Söz konusu devletimiz, vatanımız, bayrağımızsa karşımdaki ünlü olsun, olmasın üzerimize düşeni yaparız. Kim olduğuna bakmayız. Her Türk evladının üzerine düşeni yaptık. Bu tartışmalar sırasında karşılıklı küfürleşmeler oldu. Ama tehdit olmadı. Olaylar esnasında tartışmanın kavgaya dönmesinden dolayı şikayetçiye fiziki müdahalede bulunmak istedim ama araya girenlerin engellemesi nedeniyle herhangi bir fiziki müdahalem olmadı. Vergi rekortmeni olmuş, binden fazla insanı istihdam eden bir işadamıyım. Memleketime, vatanıma laf olunca tepkimi gösterdim."

Beraatini talep etti

Hakan Yılmaz'ın eşini de farketmediğini iddia edien Vural, "Zaten öyle bir şey olduğunu farketsem yanına dahi gitmezdim. Müşteki Hakan Yılmaz'ın hakaret ve tehdit içerir sözlerinden dolayı orada bulunan vazoyu alıp yere atmak istedim. O sırada otel çalışanlarının araya girmesinden dolayı vazo elimden çıkarak müşteki Hakan'ın eşinin kenarından geçti. Yaralama kastım yoktur. Suçsuzum. Beraatimi isterim" dedi.

Sanık Vural, Hakan Yılmaz'ın avukatının sorusu üzerine, Hakan Yılmaz'ı dikkatli bakınca medyadan hatırladığını, olaylar sırasında da alkollü olup kendisini duyacak durumda olmadığı için ayağıyla kendisini fark etmesi için hafifçe dokunduğunu belirtti. Mahkeme, olaya ilişkin bir görgü tanığının dinlenmesi için duruşmayı erteledi.

Hakan Yılmaz ve eşi şikâyetçi olmuştu

Önceki duruşmada ifadesi alınan şikayetçi Hakan Yılmaz, şunları kaydetmişti:

"Olay tarihinde doğum günü nedeniyle eşim ve arkadaşlarımla eğlendik.
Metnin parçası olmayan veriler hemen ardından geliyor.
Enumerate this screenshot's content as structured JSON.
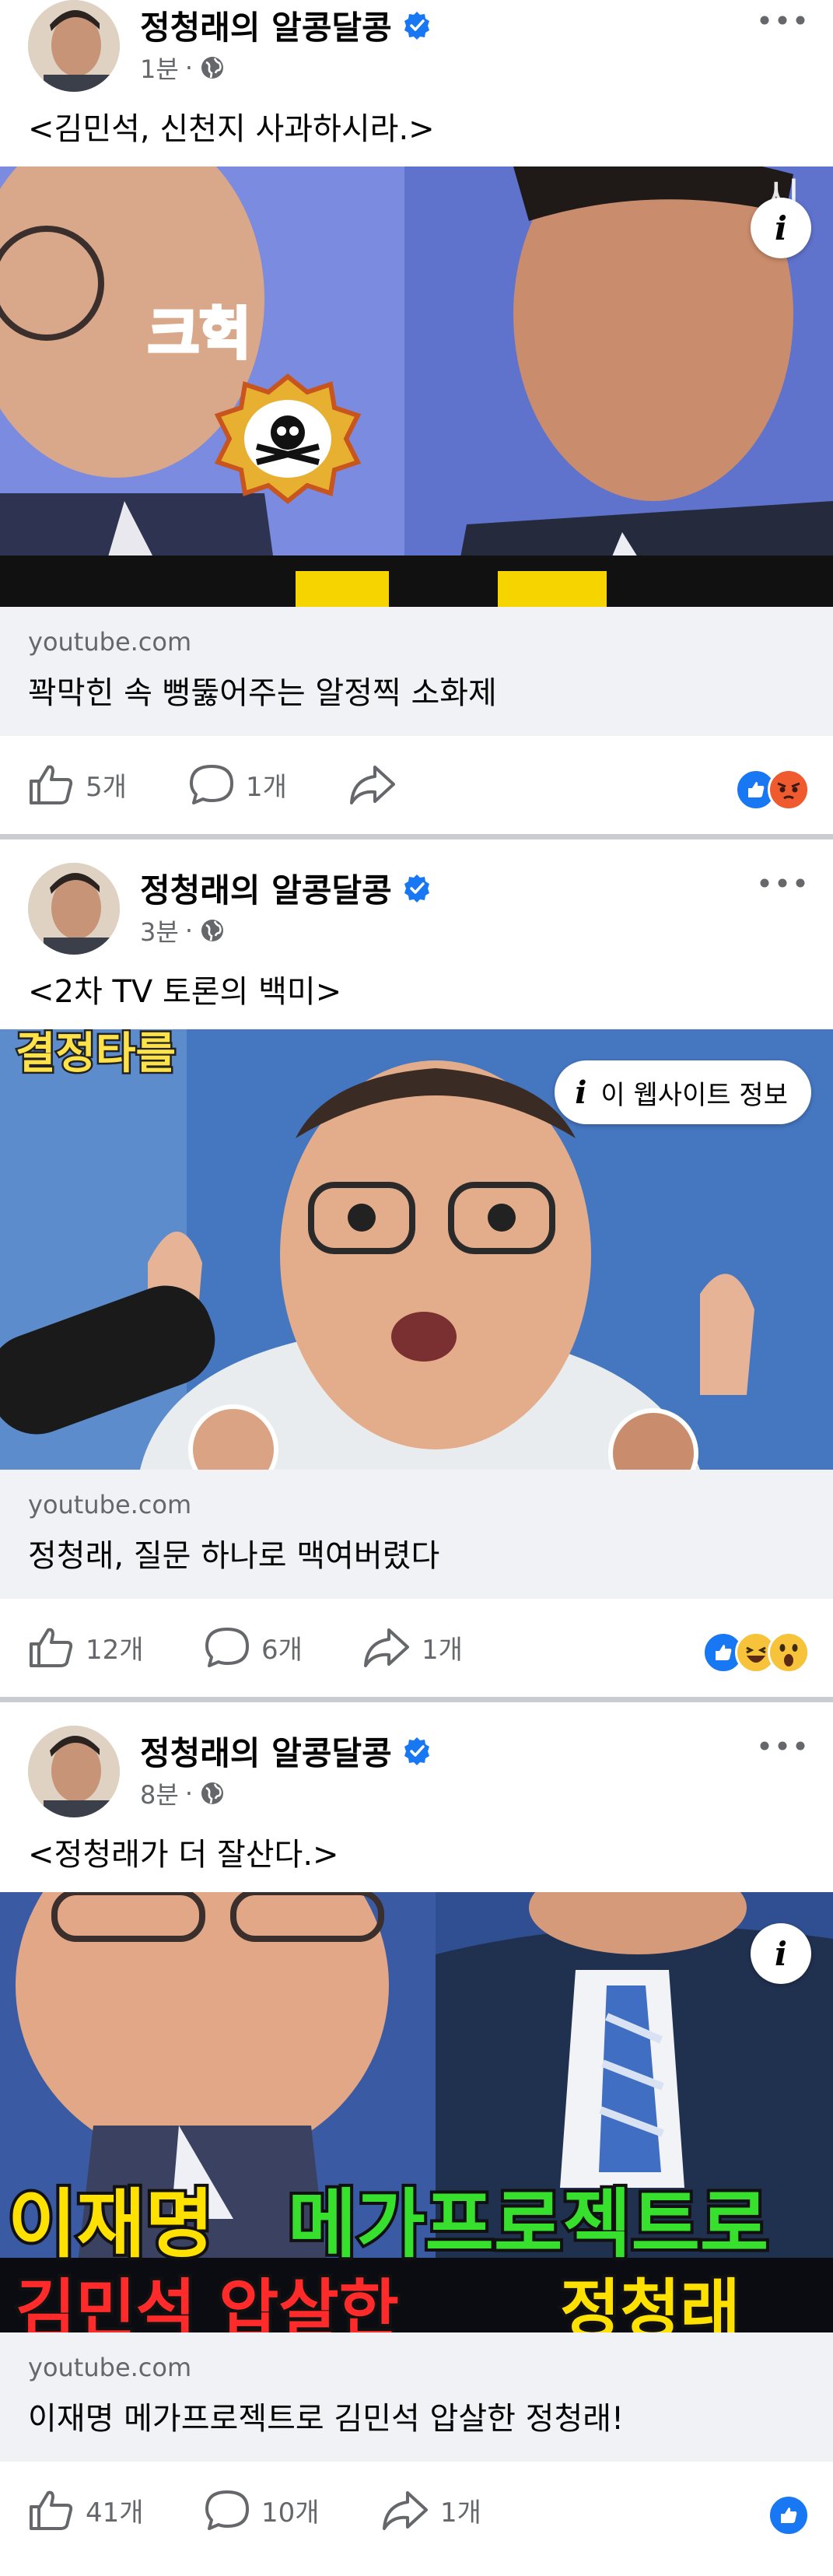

Daha sonra eşim ile otelde kalmaya karar verdik. Resepsiyonda işlemler yaptığımız sırada arkamdan bir şahıs geçerken ayağıyla tekme attı. Ben dönüp baktım. Olaya anlam veremedim. Şahsın alkollü olabileceğini veya kaza olabileceğini düşündüm. Tekrar önüme döndüm. Şahıs tekrar yanıma gelerek 'Beni tanıdın mı?' diye sordu. Ben de tanımadığımı söyledim. 'Sen beni nasıl tanımazsın' tarzında ısrarlı konuşmaya başladı. Ben tanımadığımı, işlemleri yapmak için müsaade etmesini istedim. İki şahıs daha geldi. Denizhan isimli şahıs 'gel dışarıda ben sana kendimi tanıtacağım' tarzında beni çekiştirdi. Erdal isimli şahısla birlikte bana saldırdı. Elleri ve tekme ile vurdu. Deniz Vural bana, 'Seni de karını da harcarım' şeklinde tehdit içeren sözler söyleyip küfür etti. Erdal'da sizi harcarız şeklinde sözler söyleyip küfür etti. Erdal isimli şahıs Deniz'e reis diye hitap ediyordu.

Ben sanıklarla başlangıçta herhangi bir polemiğe girmedim. Eşim ile konuşurken ülke değerleri ve siyasi bir parti ile ilgili aşağılayıcı konuşmam veya değerlendirmem olmadı.Sanıklara yönelik de bir siyasi partiyi kastederek herhangi bir konuşmam olmamıştır"

Hakan Yılmaz'ın eşi Elif Yılmaz da üç sanığın eşine saldırdığını söylemişti.